The COVID-19 pandemic is the biggest challenge of our time. As the coronavirus continues to spread across 200+ countries and territories, with more than a million cases diagnosed and significant loss of life, the ability to respond by limiting transmission, keeping vulnerable populations safe, and maintaining a functional health system will determine the speed of recovery in each country. Unfortunately, most countries are ill-equipped to respond to a pandemic of this scale. Part of this can be attributed to shortages and limitations of the nursing workforce.
As the pandemic sweeps the globe, nurses are on the front lines of the response and are going above and beyond to keep health systems functional. Physically and mentally exhausted, nurses are working around the clock to provide care, putting themselves and their families at risk of infection. And they’re doing so in a setting where personal protective equipment (PPE) supplies are dwindling. Data from Italy revealed that 20% of health workers were infected with COVID-19, and 14% in Spain; in China more than 3,300 were infected as of early March.
Even before this crisis, the global nursing workforce was not growing fast enough to meet universal health coverage targets and the Sustainable Development Goals (SDGs) by 2030. Although the global shortage of nurses slightly decreased from 6.6 million in 2016 to 5.9 million in 2018, almost 90% of the deficit is in low- and lower-middle-income countries. Here the number of trained nurses is barely keeping pace with population growth. Health emergencies exacerbate these imbalances and put further stress on the existing health workforce.
The critical role of nursing
Nurses are frequently the first and highest-level provider for primary care. They are essential to expanding delivery of health services to remote populations. Evidence shows that nurses are also instrumental in improving health sector productivity and patient outcomes, and they are less expensive to train and deploy than other professional health workers. Investing in the nursing workforce presents a triple return on health, economic growth, and gender equity.
Nurses are essential to achieving universal health coverage (UHC). They make up the largest proportion of the health workforce, are responsible of 90% of the contacts between patients and health professionals , and are integral to primary care services, population health, other specialized care, policy, and management.
The world needs 9 million more nurses and midwives to achieve universal health coverage by 2030. To close this gap, nurse graduates would need to increase by 8% per year on average globally. Without that, current trends indicate that we would have only 36 million nurses by 2030, with the deficit concentrated in Africa, Southeast Asia, and the eastern Mediterranean.
Investing in nursing: Evidence from Africa
The World Bank, in collaboration with the International Council of Nurses (ICN), Jhpiego, and the East Central and South African College of Nursing (ECSACON), analyzed the education and labor markets for nurses across 16 countries of Eastern, Central, and Southern Africa. The upcoming report shows that education investments need to be more targeted. Low absorption rates of nurse graduates into the workforce, often fueled by recruitment inefficiencies or undesirable working conditions, results in unemployment among nurses despite the overall shortage. For nurses who have jobs, poor working conditions and inadequate training restrain performance and productivity, leading to high levels of attrition and absenteeism.

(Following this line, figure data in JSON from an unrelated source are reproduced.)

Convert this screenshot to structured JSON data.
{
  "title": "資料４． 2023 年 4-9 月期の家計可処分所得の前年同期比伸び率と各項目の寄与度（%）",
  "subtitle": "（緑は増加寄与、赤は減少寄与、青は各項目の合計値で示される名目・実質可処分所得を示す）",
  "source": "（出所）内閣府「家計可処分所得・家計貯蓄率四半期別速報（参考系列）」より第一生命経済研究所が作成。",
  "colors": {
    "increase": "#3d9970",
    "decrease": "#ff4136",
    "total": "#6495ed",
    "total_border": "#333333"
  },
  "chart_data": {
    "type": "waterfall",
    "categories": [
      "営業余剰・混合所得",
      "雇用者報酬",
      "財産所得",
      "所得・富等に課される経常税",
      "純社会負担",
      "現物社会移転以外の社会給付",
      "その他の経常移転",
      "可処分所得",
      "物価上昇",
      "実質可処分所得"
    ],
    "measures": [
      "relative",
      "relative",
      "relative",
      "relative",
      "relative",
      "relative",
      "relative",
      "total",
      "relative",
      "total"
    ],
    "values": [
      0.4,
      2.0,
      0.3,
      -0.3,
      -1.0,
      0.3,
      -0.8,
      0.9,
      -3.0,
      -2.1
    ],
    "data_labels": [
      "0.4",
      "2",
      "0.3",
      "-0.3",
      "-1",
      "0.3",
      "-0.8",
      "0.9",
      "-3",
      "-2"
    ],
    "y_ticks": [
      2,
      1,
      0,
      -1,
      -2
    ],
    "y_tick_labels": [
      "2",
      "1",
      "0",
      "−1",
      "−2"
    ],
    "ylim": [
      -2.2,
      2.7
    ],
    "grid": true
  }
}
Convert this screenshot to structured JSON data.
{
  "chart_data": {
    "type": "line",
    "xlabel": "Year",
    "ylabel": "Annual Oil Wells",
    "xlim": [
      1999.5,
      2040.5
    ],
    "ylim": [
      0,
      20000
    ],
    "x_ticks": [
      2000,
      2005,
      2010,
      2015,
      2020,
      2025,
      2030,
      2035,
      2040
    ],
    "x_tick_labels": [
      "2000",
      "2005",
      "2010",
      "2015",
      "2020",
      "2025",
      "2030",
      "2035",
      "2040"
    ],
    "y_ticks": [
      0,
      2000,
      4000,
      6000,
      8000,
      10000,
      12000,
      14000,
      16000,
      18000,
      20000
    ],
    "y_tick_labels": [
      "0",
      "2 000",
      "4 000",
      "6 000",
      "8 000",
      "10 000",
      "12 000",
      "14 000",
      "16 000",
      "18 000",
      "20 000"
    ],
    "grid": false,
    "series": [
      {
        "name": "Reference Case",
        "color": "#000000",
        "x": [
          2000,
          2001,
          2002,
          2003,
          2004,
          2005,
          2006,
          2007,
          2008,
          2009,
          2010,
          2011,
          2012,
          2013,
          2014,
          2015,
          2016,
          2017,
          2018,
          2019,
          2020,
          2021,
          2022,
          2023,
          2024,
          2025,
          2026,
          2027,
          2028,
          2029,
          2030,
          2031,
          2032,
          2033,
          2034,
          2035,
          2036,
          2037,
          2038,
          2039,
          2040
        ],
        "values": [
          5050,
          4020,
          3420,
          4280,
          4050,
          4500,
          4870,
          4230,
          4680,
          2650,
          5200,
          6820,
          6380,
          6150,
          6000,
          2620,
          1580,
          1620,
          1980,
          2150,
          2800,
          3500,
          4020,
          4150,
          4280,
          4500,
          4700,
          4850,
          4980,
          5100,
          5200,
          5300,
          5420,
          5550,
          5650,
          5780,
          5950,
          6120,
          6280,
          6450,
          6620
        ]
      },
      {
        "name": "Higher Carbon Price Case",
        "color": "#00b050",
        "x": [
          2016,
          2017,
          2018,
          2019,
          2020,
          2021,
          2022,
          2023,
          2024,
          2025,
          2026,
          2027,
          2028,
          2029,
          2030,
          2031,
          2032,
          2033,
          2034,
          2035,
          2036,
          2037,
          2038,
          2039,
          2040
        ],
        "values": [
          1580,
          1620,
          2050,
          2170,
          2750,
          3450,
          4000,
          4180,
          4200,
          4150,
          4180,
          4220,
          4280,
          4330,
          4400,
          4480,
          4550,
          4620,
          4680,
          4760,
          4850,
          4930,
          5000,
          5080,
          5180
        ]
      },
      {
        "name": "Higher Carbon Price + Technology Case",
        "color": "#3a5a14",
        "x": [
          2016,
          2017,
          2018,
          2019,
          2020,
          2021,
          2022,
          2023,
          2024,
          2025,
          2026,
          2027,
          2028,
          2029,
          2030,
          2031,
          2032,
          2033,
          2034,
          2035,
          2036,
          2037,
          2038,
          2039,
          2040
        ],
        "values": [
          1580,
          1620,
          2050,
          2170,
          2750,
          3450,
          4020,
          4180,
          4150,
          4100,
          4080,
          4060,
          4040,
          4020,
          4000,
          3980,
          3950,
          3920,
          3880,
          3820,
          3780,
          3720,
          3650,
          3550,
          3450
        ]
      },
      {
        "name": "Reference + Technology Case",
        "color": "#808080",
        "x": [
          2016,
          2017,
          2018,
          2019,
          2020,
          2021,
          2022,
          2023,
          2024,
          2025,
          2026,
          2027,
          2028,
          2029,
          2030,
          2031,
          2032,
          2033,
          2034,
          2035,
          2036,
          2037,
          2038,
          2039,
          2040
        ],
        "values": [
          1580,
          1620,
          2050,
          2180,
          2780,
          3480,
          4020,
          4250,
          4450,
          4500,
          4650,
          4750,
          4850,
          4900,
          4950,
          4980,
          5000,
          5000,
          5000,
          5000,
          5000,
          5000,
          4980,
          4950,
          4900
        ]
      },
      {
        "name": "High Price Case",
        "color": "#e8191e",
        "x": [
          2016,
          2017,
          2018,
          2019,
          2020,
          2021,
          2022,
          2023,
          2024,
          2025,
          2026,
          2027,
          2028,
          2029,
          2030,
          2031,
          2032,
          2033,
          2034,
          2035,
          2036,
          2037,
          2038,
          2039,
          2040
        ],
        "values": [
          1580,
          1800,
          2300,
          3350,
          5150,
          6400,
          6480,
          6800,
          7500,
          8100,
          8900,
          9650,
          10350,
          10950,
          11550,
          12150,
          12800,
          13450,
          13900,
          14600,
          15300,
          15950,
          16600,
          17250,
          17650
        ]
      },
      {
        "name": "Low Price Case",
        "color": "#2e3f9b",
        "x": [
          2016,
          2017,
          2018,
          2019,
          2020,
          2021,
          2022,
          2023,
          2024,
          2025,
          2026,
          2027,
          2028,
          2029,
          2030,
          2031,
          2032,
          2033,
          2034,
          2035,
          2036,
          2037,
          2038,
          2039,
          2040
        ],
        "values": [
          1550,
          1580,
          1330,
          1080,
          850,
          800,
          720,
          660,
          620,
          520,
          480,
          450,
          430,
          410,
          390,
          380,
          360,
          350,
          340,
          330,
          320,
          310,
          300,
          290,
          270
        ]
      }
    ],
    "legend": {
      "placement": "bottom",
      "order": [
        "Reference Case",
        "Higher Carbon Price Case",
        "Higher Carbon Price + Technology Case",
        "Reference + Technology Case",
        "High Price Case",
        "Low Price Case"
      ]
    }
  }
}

As countries face the challenges of the COVID-19 pandemic, the importance of a fit-for-purpose health workforce within a functional health system becomes paramount. The Global Health Security (GHS) report shows that most countries lack the necessary support for health care workers to ensure adequate epidemic and pandemic response. For example, only 3% of the countries show a public commitment to prioritizing health care services for workers who become sick as a result of participating in a public health response.
Prioritizing and protecting the health care workforce is critical now — not only because their own lives are at risk, but also because patients rely on them to continue providing care. As the coronavirus continues to spread in the weeks and months ahead, the world is at risk of exhausting our nurses at a time when we need them most.